Q. What advantages do SaaS solutions have for an LOB manager?
A. Business managers tend to be focused on realizing business value as quickly as possible, and SaaS can dramatically speed time to value compared to traditional approaches. SaaS also frees LOB managers to really focus on business value, without having to coordinate with IT to implement, run, and maintain solutions.
LOB managers also like the fact that, as with a utility, you can budget a SaaS solution as a predictable operating expense. No need for large, upfront capital expenses, and no need to assume the risk of unpredictable ongoing operating expenses.
Q. What pitfalls should LOB managers avoid when selecting a cloud partner?
A. Cloud computing changes how we innovate, but getting more-complete information to make better business decisions more quickly is still the goal. Executives and LOB managers need visibility across systems, and that doesn't happen when you create lots of information siloes. A recent report, “Cloud for Business Managers: the Good, the Bad and the Ugly” estimated that one in two cloud applications is abandoned, most often because of integration problems. At the end of the day, what looks like a quick, easy solution can limit long-term return on investment.

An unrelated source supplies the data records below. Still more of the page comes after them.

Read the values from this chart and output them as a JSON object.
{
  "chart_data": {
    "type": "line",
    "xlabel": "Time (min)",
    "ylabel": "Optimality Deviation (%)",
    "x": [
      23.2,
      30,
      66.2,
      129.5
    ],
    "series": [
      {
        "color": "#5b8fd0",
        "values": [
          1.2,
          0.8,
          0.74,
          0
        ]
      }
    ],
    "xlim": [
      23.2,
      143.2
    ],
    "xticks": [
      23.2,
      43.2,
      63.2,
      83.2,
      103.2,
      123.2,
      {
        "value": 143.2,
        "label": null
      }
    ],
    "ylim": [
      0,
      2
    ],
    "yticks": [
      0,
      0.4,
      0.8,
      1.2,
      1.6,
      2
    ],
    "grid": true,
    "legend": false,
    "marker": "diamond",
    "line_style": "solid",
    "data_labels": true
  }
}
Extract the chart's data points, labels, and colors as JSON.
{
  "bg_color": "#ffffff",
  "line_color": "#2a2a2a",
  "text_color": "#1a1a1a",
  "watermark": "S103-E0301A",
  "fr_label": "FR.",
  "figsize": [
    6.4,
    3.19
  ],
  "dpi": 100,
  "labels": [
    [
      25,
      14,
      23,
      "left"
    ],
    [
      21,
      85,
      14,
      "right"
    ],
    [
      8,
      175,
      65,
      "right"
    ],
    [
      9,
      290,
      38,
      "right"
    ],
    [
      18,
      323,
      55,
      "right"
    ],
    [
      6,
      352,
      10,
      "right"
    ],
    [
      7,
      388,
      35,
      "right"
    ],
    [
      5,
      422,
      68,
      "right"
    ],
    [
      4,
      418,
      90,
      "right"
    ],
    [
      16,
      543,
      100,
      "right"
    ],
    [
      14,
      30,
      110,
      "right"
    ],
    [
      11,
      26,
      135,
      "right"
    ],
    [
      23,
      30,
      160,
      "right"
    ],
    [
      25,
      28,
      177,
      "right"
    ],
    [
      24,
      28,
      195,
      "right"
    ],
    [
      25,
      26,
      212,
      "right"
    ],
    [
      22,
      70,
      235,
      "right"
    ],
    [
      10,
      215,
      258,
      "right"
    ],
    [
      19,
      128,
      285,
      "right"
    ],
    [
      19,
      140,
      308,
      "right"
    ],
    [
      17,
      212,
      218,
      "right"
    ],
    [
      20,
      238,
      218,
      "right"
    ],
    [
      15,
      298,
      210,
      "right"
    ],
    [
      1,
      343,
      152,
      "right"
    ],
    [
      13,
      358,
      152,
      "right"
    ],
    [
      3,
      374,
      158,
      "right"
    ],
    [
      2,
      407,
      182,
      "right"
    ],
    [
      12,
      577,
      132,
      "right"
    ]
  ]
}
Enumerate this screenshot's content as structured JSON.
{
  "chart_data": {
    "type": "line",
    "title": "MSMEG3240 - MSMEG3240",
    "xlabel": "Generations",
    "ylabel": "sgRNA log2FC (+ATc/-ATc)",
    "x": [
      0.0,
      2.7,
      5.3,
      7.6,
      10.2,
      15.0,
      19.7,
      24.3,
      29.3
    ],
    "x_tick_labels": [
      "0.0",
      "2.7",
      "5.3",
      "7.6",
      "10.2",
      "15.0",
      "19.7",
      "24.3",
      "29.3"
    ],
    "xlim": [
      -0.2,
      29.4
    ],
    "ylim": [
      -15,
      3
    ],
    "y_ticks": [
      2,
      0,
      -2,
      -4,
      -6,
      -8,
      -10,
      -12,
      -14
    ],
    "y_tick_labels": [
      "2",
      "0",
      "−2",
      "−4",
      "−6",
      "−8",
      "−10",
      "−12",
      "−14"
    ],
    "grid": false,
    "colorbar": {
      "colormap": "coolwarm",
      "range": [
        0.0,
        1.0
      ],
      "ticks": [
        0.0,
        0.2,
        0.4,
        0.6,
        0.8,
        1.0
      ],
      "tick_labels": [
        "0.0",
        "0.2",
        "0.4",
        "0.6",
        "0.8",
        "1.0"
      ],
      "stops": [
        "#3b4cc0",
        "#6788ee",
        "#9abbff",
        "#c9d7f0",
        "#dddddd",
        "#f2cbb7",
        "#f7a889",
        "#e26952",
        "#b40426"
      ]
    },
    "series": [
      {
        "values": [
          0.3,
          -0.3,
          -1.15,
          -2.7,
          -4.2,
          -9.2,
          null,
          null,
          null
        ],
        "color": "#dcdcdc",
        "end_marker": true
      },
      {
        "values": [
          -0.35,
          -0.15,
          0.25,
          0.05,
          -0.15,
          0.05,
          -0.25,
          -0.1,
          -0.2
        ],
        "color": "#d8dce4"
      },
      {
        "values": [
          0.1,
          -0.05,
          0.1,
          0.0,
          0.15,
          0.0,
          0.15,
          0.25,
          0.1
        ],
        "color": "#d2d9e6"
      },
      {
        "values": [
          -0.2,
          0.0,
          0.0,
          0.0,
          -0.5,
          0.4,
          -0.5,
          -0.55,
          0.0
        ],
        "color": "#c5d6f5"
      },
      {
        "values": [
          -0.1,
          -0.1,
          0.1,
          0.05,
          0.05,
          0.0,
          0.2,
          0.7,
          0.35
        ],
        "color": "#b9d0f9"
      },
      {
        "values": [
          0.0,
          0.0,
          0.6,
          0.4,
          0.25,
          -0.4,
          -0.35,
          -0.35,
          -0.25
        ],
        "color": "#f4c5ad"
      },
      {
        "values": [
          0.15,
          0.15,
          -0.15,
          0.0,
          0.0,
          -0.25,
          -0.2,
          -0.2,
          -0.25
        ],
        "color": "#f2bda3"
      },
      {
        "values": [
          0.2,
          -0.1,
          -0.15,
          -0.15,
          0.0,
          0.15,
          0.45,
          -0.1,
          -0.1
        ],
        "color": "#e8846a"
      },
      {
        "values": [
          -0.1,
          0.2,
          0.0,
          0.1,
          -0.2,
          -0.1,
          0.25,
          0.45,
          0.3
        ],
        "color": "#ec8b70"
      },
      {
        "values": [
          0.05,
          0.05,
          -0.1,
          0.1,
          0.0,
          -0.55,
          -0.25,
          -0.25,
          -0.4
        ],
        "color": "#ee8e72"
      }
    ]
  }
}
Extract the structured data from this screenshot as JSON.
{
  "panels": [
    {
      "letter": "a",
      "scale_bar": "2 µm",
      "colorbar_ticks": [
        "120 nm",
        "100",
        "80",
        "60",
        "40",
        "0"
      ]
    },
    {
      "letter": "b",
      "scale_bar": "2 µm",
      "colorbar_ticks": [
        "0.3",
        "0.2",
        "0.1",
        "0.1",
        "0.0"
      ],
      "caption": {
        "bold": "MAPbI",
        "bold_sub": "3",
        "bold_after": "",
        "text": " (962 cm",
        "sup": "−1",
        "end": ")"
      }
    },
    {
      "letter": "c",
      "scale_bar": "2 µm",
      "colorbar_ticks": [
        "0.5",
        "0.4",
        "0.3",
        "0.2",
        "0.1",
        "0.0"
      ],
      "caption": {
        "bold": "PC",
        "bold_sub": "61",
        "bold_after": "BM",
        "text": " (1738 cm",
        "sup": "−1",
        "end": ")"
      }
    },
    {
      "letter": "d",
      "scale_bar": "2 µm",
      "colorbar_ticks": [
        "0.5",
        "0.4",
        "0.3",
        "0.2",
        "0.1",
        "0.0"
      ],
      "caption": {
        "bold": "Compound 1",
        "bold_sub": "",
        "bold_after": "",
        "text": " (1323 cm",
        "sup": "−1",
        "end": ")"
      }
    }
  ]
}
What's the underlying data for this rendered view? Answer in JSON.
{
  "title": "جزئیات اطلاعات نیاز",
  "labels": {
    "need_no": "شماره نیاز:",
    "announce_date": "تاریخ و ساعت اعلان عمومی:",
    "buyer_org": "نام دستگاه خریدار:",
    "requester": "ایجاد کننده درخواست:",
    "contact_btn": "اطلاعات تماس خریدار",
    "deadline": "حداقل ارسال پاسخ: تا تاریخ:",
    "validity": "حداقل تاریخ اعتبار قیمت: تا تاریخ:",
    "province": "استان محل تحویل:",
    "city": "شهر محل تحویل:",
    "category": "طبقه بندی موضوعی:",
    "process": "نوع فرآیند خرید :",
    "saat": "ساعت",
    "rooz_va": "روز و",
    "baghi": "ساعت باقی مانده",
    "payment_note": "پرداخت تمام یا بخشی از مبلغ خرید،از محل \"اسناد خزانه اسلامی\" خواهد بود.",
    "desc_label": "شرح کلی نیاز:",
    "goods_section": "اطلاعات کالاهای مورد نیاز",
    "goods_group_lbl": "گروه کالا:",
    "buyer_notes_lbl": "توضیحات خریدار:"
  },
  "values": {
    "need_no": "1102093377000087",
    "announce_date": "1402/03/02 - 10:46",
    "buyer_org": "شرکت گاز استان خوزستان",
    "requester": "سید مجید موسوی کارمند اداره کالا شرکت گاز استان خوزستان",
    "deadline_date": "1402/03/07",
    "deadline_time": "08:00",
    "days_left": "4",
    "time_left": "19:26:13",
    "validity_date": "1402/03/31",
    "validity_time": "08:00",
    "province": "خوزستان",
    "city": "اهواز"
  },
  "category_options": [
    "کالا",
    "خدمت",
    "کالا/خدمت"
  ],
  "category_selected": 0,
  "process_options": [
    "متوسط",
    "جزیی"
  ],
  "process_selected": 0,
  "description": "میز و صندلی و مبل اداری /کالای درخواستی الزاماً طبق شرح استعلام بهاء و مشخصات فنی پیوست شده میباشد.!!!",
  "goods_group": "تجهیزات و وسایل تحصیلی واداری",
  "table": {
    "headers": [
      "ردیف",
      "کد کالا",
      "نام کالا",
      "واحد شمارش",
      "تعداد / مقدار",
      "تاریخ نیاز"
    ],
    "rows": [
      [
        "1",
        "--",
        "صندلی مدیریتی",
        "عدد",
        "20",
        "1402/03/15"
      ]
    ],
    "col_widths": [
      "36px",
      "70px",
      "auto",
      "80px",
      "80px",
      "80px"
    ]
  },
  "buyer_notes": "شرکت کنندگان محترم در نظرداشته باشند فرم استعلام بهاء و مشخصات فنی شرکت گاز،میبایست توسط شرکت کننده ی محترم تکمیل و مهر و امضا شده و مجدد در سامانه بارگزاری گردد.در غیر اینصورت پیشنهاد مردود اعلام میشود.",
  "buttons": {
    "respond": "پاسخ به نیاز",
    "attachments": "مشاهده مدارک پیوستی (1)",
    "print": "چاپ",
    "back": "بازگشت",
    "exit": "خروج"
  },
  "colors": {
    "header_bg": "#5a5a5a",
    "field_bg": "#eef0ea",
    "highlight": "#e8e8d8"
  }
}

It is also really important to consider compliance and data security. A heterogeneous approach with multiple providers not only involves greater management complexity but can also entail more potential risks.
Q. What makes Oracle's SaaS cloud strategy stronger than that of its competitors?
A. You can divide Oracle's cloud competitors into two different buckets: niche SaaS providers and traditional enterprise resource planning (ERP) providers with SaaS offerings.
Unlike niche providers, Oracle can offer a complete set of solutions on a single, integrated, standards-based platform. Besides avoiding information siloes, Oracle customers can customize and extend SaaS applications using Oracle’s integrated platform-as-a-service (PaaS) services, all of which leverage the same tools and development languages their IT departments are already familiar with. This helps save money and time.
And compared to large ERP competitors, Oracle clearly offers the most modern, complete, and integrated set of offerings—not just a bunch of solutions that have been cobbled together. That includes rich support for social and mobile—and rich, role-based business intelligence that is embedded into business processes.
Q. What is the best way for Oracle customers to begin to adopt Oracle’s SaaS offerings?
A. Because of Oracle's complete, integrated, standards-based approach, customers can take an à la carte approach to SaaS. SaaS applications can easily coexist with their existing on-premises applications—something niche providers can't deliver. There is no need to rip and replace. You can begin to take advantage of SaaS solutions today, continue to reap value from your current investments, and still have confidence in your investment going forward.